Мое счастье смешалось с печалью. Мать так расстроится, если я буду действовать тайком. Сложно было объяснить Джоселину, насколько мы с ней близки: между нами установилось особое родство, и причиной тому отчасти был мой отец со своим безразличием. Я понимала, что ее жестоко обидит, если я соглашусь на тайный брак, ибо это означает, что я выбрасываю ее из своей жизни.
Я покачала головой.
— Я хочу объяснить тебе, почему это будет лучшим выходом для нас! произнес Джоселин. — Я говорил с Харриет об этом.
— И Харриет считает, что нам надо пожениться?! — воскликнула я. — Она действительно говорила, что мы должны поступить так без согласия моих родителей?!
— Харриет — чудесная женщина! Она поступала подобным образом всю свою жизнь, но скажи, видела ли ты когда-нибудь такую счастливую женщину?
— Думаю, ей просто везло.
— Она просто была смелой! Она брала от жизни все, что хотела, и довольствовалась этим.
— Не всегда человек может взять то, что хочет, надо подумать и о других!
— Но нас только двое.
— А мать?
— Она наверняка уже строила планы насчет твоей будущей семейной жизни. Я думаю, сейчас союз между нашими семьями она сочла бы неудачным, но это сумасшествие вскоре закончится, и, могу сказать тебе, у Фринтонов есть, чем гордиться!
— О, Джоселин, если б мы только могли!
— Надо поговорить об этом! Прекрасно, что нам удалось остаться наедине!
— У Кристабель приступ головной боли, иногда она очень страдает от этой болезни.
— Милая, добрая Кристабель! Она знала, как я жажду остаться с тобой наедине!
Мы подошли к останкам того, что раньше, видимо, являлось стеной. Мы перешагнули через нее, и пред нами раскинулся величественный вид — громадные стены, когда-то возведенные монахами, теперь лежали в руинах, но все же от аббатства осталось достаточно, чтобы человек мог воссоздать его в своем воображении. Останки каменных арок, сквозь которые теперь виднелось серое небо, навевали мысли о пышности и великолепии этого здания: то там, то здесь торчали каменные плиты.
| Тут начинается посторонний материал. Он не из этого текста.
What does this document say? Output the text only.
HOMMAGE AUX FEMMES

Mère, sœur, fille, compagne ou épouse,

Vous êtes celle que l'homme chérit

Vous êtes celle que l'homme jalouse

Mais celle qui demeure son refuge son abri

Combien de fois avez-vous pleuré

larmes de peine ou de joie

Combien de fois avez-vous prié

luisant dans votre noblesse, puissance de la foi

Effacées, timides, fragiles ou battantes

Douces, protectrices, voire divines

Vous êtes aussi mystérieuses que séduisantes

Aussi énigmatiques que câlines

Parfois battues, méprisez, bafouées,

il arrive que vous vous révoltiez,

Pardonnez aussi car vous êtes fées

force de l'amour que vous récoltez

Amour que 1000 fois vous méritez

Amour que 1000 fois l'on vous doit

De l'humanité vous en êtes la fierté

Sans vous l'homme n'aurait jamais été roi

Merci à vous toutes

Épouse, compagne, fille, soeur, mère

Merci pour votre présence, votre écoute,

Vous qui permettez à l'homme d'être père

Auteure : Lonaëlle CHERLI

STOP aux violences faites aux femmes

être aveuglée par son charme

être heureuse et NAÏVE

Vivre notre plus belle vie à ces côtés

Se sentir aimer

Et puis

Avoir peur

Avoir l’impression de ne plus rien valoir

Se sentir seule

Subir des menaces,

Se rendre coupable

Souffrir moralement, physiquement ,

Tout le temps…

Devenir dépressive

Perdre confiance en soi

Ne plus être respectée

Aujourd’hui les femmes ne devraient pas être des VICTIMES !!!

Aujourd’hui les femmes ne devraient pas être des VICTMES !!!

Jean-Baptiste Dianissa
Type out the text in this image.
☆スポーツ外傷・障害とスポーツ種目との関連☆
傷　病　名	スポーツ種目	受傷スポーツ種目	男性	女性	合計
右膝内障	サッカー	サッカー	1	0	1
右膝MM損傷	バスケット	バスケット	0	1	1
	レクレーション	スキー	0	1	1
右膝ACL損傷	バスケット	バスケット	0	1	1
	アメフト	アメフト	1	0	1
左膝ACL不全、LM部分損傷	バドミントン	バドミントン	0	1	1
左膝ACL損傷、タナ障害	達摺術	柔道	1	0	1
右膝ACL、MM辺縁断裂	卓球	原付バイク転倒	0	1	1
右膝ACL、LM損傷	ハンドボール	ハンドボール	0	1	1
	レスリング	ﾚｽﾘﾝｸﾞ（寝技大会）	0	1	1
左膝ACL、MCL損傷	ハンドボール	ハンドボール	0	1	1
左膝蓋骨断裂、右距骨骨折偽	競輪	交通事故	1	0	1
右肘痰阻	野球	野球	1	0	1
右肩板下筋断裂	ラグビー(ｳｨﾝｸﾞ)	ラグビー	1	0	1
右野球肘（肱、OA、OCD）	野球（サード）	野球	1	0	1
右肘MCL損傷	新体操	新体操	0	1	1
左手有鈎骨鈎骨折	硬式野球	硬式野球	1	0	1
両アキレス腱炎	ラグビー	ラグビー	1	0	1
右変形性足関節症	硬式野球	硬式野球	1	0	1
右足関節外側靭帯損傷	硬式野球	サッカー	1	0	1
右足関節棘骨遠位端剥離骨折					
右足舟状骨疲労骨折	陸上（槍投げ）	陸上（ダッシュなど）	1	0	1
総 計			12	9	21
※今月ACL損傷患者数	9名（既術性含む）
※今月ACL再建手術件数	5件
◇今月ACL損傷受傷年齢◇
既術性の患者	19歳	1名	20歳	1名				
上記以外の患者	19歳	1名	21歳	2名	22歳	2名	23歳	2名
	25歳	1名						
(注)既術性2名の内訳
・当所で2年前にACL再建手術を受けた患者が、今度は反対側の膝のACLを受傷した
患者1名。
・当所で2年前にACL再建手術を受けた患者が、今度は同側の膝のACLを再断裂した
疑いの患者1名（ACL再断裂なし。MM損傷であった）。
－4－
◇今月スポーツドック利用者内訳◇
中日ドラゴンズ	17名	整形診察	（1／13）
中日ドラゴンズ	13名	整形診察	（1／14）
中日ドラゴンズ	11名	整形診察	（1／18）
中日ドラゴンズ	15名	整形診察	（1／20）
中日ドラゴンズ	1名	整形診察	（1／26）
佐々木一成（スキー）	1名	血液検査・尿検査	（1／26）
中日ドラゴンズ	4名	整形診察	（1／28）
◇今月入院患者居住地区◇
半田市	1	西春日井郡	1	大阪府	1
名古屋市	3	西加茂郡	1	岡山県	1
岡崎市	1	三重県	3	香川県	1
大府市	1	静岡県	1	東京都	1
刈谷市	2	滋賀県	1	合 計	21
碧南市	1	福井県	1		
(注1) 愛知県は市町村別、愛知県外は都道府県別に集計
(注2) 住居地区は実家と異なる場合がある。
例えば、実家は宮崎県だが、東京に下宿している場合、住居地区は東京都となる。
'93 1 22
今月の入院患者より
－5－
Некоторые из них до сих пор сохранили свой первозданный вид, а сквозь другие уже пробилась трава. Мы наткнулись на какую-то комнатку с массивной деревянной дверью, которая устояла перед многолетним натиском ветров и соли, хотя крыши ее давным-давно не стало. Узкие проемы окошек одиноко смотрели в море.
— Когда я приехал сюда в первый раз несколько дней назад, — сказал Джоселин, — я был очарован! Я еще подумал, что здесь хорошо прятаться, поэтому облазил все. Например, очень хорошо можно устроиться здесь. Правда, если поднимется сильный ветер, в этих незастекленных окнах будет страшно свистеть, но так было задумано еще столетия назад: монахи жили жизнью спартанцев и холода не боялись. — Он повернулся и обнял меня. — Ну вот, — сказал он, здесь ты чувствуешь себя в безопасности? Мы одни на этом острове, ты и я! Эта мысль волнует меня. Казалось, прошла целая вечность, Присцилла, и временами я сомневался, что снова увижу тебя!
Внезапно я вспомнила о кольце, и меня пробрала холодная дрожь. Я должна была немедленно признаться, и я рассказала ему, как все получилось.
— Ты уверена, что оно за этим шкафом?
— Больше ему негде быть, а шкаф отодвигают раз в год: он очень тяжелый.